Overview of Robot Vision

Overview

Vision is one of the most important ways for robots to perceive the world. As the "eyes" of robots, cameras provide rich environmental information for navigation, manipulation, human-robot interaction, and other tasks. This section provides an overview of the basic components, camera types, and design considerations for robot vision systems.

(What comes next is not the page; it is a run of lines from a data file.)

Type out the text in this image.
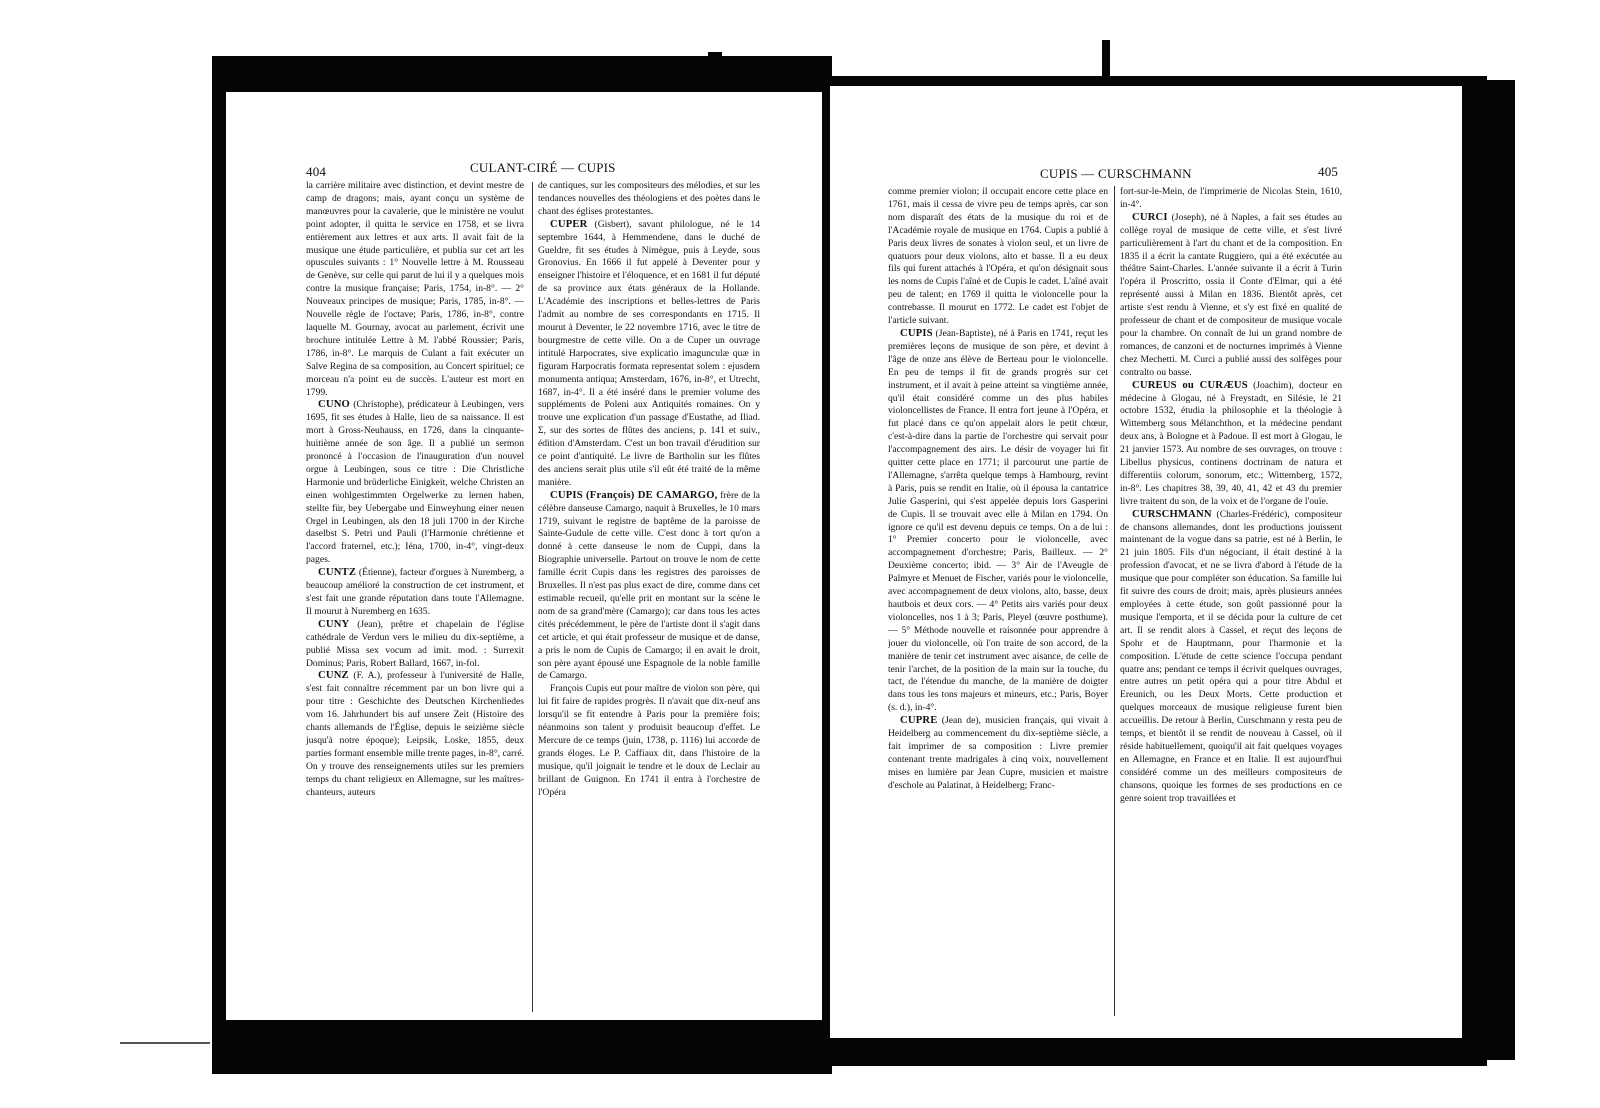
404	CULANT-CIRÉ — CUPIS

la carrière militaire avec distinction, et devint mestre de camp de dragons; mais, ayant conçu un système de manœuvres pour la cavalerie, que le ministère ne voulut point adopter, il quitta le service en 1758, et se livra entièrement aux lettres et aux arts. Il avait fait de la musique une étude particulière, et publia sur cet art les opuscules suivants : 1° Nouvelle lettre à M. Rousseau de Genève, sur celle qui parut de lui il y a quelques mois contre la musique française; Paris, 1754, in-8°. — 2° Nouveaux principes de musique; Paris, 1785, in-8°. — Nouvelle règle de l'octave; Paris, 1786, in-8°, contre laquelle M. Gournay, avocat au parlement, écrivit une brochure intitulée Lettre à M. l'abbé Roussier; Paris, 1786, in-8°. Le marquis de Culant a fait exécuter un Salve Regina de sa composition, au Concert spirituel; ce morceau n'a point eu de succès. L'auteur est mort en 1799.

CUNO (Christophe), prédicateur à Leubingen, vers 1695, fit ses études à Halle, lieu de sa naissance. Il est mort à Gross-Neuhauss, en 1726, dans la cinquante-huitième année de son âge. Il a publié un sermon prononcé à l'occasion de l'inauguration d'un nouvel orgue à Leubingen, sous ce titre : Die Christliche Harmonie und brüderliche Einigkeit, welche Christen an einen wohlgestimmten Orgelwerke zu lernen haben, stellte für, bey Uebergabe und Einweyhung einer neuen Orgel in Leubingen, als den 18 juli 1700 in der Kirche daselbst S. Petri und Pauli (l'Harmonie chrétienne et l'accord fraternel, etc.); Iéna, 1700, in-4°, vingt-deux pages.

CUNTZ (Étienne), facteur d'orgues à Nuremberg, a beaucoup amélioré la construction de cet instrument, et s'est fait une grande réputation dans toute l'Allemagne. Il mourut à Nuremberg en 1635.

CUNY (Jean), prêtre et chapelain de l'église cathédrale de Verdun vers le milieu du dix-septième, a publié Missa sex vocum ad imit. mod. : Surrexit Dominus; Paris, Robert Ballard, 1667, in-fol.

CUNZ (F. A.), professeur à l'université de Halle, s'est fait connaître récemment par un bon livre qui a pour titre : Geschichte des Deutschen Kirchenliedes vom 16. Jahrhundert bis auf unsere Zeit (Histoire des chants allemands de l'Église, depuis le seizième siècle jusqu'à notre époque); Leipsik, Loske, 1855, deux parties formant ensemble mille trente pages, in-8°, carré. On y trouve des renseignements utiles sur les premiers temps du chant religieux en Allemagne, sur les maîtres-chanteurs, auteurs

de cantiques, sur les compositeurs des mélodies, et sur les tendances nouvelles des théologiens et des poètes dans le chant des églises protestantes.

CUPER (Gisbert), savant philologue, né le 14 septembre 1644, à Hemmendene, dans le duché de Gueldre, fit ses études à Nimègue, puis à Leyde, sous Gronovius. En 1666 il fut appelé à Deventer pour y enseigner l'histoire et l'éloquence, et en 1681 il fut député de sa province aux états généraux de la Hollande. L'Académie des inscriptions et belles-lettres de Paris l'admit au nombre de ses correspondants en 1715. Il mourut à Deventer, le 22 novembre 1716, avec le titre de bourgmestre de cette ville. On a de Cuper un ouvrage intitulé Harpocrates, sive explicatio imagunculæ quæ in figuram Harpocratis formata representat solem : ejusdem monumenta antiqua; Amsterdam, 1676, in-8°, et Utrecht, 1687, in-4°. Il a été inséré dans le premier volume des suppléments de Poleni aux Antiquités romaines. On y trouve une explication d'un passage d'Eustathe, ad Iliad. Σ, sur des sortes de flûtes des anciens, p. 141 et suiv., édition d'Amsterdam. C'est un bon travail d'érudition sur ce point d'antiquité. Le livre de Bartholin sur les flûtes des anciens serait plus utile s'il eût été traité de la même manière.

CUPIS (François) DE CAMARGO, frère de la célèbre danseuse Camargo, naquit à Bruxelles, le 10 mars 1719, suivant le registre de baptême de la paroisse de Sainte-Gudule de cette ville. C'est donc à tort qu'on a donné à cette danseuse le nom de Cuppi, dans la Biographie universelle. Partout on trouve le nom de cette famille écrit Cupis dans les registres des paroisses de Bruxelles. Il n'est pas plus exact de dire, comme dans cet estimable recueil, qu'elle prit en montant sur la scène le nom de sa grand'mère (Camargo); car dans tous les actes cités précédemment, le père de l'artiste dont il s'agit dans cet article, et qui était professeur de musique et de danse, a pris le nom de Cupis de Camargo; il en avait le droit, son père ayant épousé une Espagnole de la noble famille de Camargo.

François Cupis eut pour maître de violon son père, qui lui fit faire de rapides progrès. Il n'avait que dix-neuf ans lorsqu'il se fit entendre à Paris pour la première fois; néanmoins son talent y produisit beaucoup d'effet. Le Mercure de ce temps (juin, 1738, p. 1116) lui accorde de grands éloges. Le P. Caffiaux dit, dans l'histoire de la musique, qu'il joignait le tendre et le doux de Leclair au brillant de Guignon. En 1741 il entra à l'orchestre de l'Opéra

CUPIS — CURSCHMANN	405

comme premier violon; il occupait encore cette place en 1761, mais il cessa de vivre peu de temps après, car son nom disparaît des états de la musique du roi et de l'Académie royale de musique en 1764. Cupis a publié à Paris deux livres de sonates à violon seul, et un livre de quatuors pour deux violons, alto et basse. Il a eu deux fils qui furent attachés à l'Opéra, et qu'on désignait sous les noms de Cupis l'aîné et de Cupis le cadet. L'aîné avait peu de talent; en 1769 il quitta le violoncelle pour la contrebasse. Il mourut en 1772. Le cadet est l'objet de l'article suivant.

CUPIS (Jean-Baptiste), né à Paris en 1741, reçut les premières leçons de musique de son père, et devint à l'âge de onze ans élève de Berteau pour le violoncelle. En peu de temps il fit de grands progrès sur cet instrument, et il avait à peine atteint sa vingtième année, qu'il était considéré comme un des plus habiles violoncellistes de France. Il entra fort jeune à l'Opéra, et fut placé dans ce qu'on appelait alors le petit chœur, c'est-à-dire dans la partie de l'orchestre qui servait pour l'accompagnement des airs. Le désir de voyager lui fit quitter cette place en 1771; il parcourut une partie de l'Allemagne, s'arrêta quelque temps à Hambourg, revint à Paris, puis se rendit en Italie, où il épousa la cantatrice Julie Gasperini, qui s'est appelée depuis lors Gasperini de Cupis. Il se trouvait avec elle à Milan en 1794. On ignore ce qu'il est devenu depuis ce temps. On a de lui : 1° Premier concerto pour le violoncelle, avec accompagnement d'orchestre; Paris, Bailleux. — 2° Deuxième concerto; ibid. — 3° Air de l'Aveugle de Palmyre et Menuet de Fischer, variés pour le violoncelle, avec accompagnement de deux violons, alto, basse, deux hautbois et deux cors. — 4° Petits airs variés pour deux violoncelles, nos 1 à 3; Paris, Pleyel (œuvre posthume). — 5° Méthode nouvelle et raisonnée pour apprendre à jouer du violoncelle, où l'on traite de son accord, de la manière de tenir cet instrument avec aisance, de celle de tenir l'archet, de la position de la main sur la touche, du tact, de l'étendue du manche, de la manière de doigter dans tous les tons majeurs et mineurs, etc.; Paris, Boyer (s. d.), in-4°.

CUPRE (Jean de), musicien français, qui vivait à Heidelberg au commencement du dix-septième siècle, a fait imprimer de sa composition : Livre premier contenant trente madrigales à cinq voix, nouvellement mises en lumière par Jean Cupre, musicien et maistre d'eschole au Palatinat, à Heidelberg; Franc-

fort-sur-le-Mein, de l'imprimerie de Nicolas Stein, 1610, in-4°.

CURCI (Joseph), né à Naples, a fait ses études au collège royal de musique de cette ville, et s'est livré particulièrement à l'art du chant et de la composition. En 1835 il a écrit la cantate Ruggiero, qui a été exécutée au théâtre Saint-Charles. L'année suivante il a écrit à Turin l'opéra il Proscritto, ossia il Conte d'Elmar, qui a été représenté aussi à Milan en 1836. Bientôt après, cet artiste s'est rendu à Vienne, et s'y est fixé en qualité de professeur de chant et de compositeur de musique vocale pour la chambre. On connaît de lui un grand nombre de romances, de canzoni et de nocturnes imprimés à Vienne chez Mechetti. M. Curci a publié aussi des solfèges pour contralto ou basse.

CUREUS ou CURÆUS (Joachim), docteur en médecine à Glogau, né à Freystadt, en Silésie, le 21 octobre 1532, étudia la philosophie et la théologie à Wittemberg sous Mélanchthon, et la médecine pendant deux ans, à Bologne et à Padoue. Il est mort à Glogau, le 21 janvier 1573. Au nombre de ses ouvrages, on trouve : Libellus physicus, continens doctrinam de natura et differentiis colorum, sonorum, etc.; Wittemberg, 1572, in-8°. Les chapitres 38, 39, 40, 41, 42 et 43 du premier livre traitent du son, de la voix et de l'organe de l'ouïe.

CURSCHMANN (Charles-Frédéric), compositeur de chansons allemandes, dont les productions jouissent maintenant de la vogue dans sa patrie, est né à Berlin, le 21 juin 1805. Fils d'un négociant, il était destiné à la profession d'avocat, et ne se livra d'abord à l'étude de la musique que pour compléter son éducation. Sa famille lui fit suivre des cours de droit; mais, après plusieurs années employées à cette étude, son goût passionné pour la musique l'emporta, et il se décida pour la culture de cet art. Il se rendit alors à Cassel, et reçut des leçons de Spohr et de Hauptmann, pour l'harmonie et la composition. L'étude de cette science l'occupa pendant quatre ans; pendant ce temps il écrivit quelques ouvrages, entre autres un petit opéra qui a pour titre Abdul et Ereunich, ou les Deux Morts. Cette production et quelques morceaux de musique religieuse furent bien accueillis. De retour à Berlin, Curschmann y resta peu de temps, et bientôt il se rendit de nouveau à Cassel, où il réside habituellement, quoiqu'il ait fait quelques voyages en Allemagne, en France et en Italie. Il est aujourd'hui considéré comme un des meilleurs compositeurs de chansons, quoique les formes de ses productions en ce genre soient trop travaillées et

The Role of Vision in Robotics

Core Applications

Application Domain	Task	Camera Requirements
Navigation	SLAM, obstacle avoidance, path planning	Depth information, wide FOV, high frame rate
Manipulation	Object detection, grasp pose estimation	High resolution, depth accuracy
Human-Robot Interaction	Human detection, gesture recognition	RGB HD, low latency
Inspection	Defect detection, meter reading	High resolution, color accuracy
Autonomous Driving	Lane detection, pedestrian detection	Wide dynamic range, high frame rate

Vision Processing Pipeline

graph LR
    A[Optical System<br>Lens+Sensor] --> B[Image Acquisition<br>ISP/Decoding]
    B --> C[Preprocessing<br>Undistortion/Enhancement]
    C --> D[Feature Extraction<br>Traditional/Deep Learning]
    D --> E[High-Level Understanding<br>Detection/Segmentation/Estimation]
    E --> F[Decision/Control<br>Planning/Action]

    style A fill:#fff3e0
    style B fill:#ffe0b2
    style C fill:#ffcc80
    style D fill:#ffb74d
    style E fill:#ffa726
    style F fill:#ff9800

Camera Type Overview

Classification by Information Acquired

Type	Output	Advantage	Disadvantage	Representative Product
RGB Camera	2D color image	Low cost, high resolution	No depth information	IMX219, C920
Depth Camera	RGB + depth map	Direct 3D acquisition	Limited outdoors, limited range	RealSense D435i
Stereo Camera	Left/right images -> depth	Passive ranging, outdoor capable	High computation	ZED 2i
Structured Light	Projected patterns -> depth	High precision	Indoor only, short range	Kinect Azure
ToF Camera	Time-of-flight -> depth	Fast, texture-independent	Low resolution	PMD Flexx2
Event Camera	Asynchronous brightness changes	Ultra-high temporal resolution	Immature ecosystem	DAVIS346
Panoramic Camera	360-degree image	Full coverage	Large distortion	Ricoh Theta

Classification by Interface

Interface	Bandwidth	Latency	Cable Length	CPU Usage	Suitable Scenario
CSI-2	2.5 Gbps/lane (4 lanes)	Lowest	<30cm	Very low (ISP hardware)	Embedded systems
USB 2.0	480 Mbps	Medium	<5m	Medium	Low-resolution cameras
USB 3.0	5 Gbps	Medium	<3m	Medium	Mainstream cameras
GigE Vision	1 Gbps	Medium	<100m	Low	Industrial cameras
10GigE	10 Gbps	Low	<100m	Low	High-speed industrial cameras

Resolution and Frame Rate

Resolution Selection

Resolution	Pixel Count	Data Size (RGB)	Typical FPS	Suitable Scenario
VGA (640x480)	0.3MP	0.9MB/frame	60-120fps	Real-time navigation, obstacle avoidance
720p (1280x720)	0.9MP	2.7MB/frame	30-60fps	General vision tasks
1080p (1920x1080)	2.1MP	6.2MB/frame	30fps	Object detection, recognition
4K (3840x2160)	8.3MP	24.9MB/frame	15-30fps	High-precision detection

Frame Rate Requirements

\[ \text{Minimum FPS} = \frac{v_{\text{max}}}{d_{\text{min}}} \times \frac{1}{\text{FOV}_{\text{pixel}}} \]

Where:

\(v_{\text{max}}\): Maximum robot speed
\(d_{\text{min}}\): Minimum object detection distance
\(\text{FOV}_{\text{pixel}}\): Field of view per pixel

Frame Rate Calculation Example

Mobile robot speed 1m/s, need to detect obstacles at 2m, horizontal FOV 60 degrees, resolution 640px:

\[\text{Per-pixel FOV} = \frac{60°}{640} \approx 0.094°\]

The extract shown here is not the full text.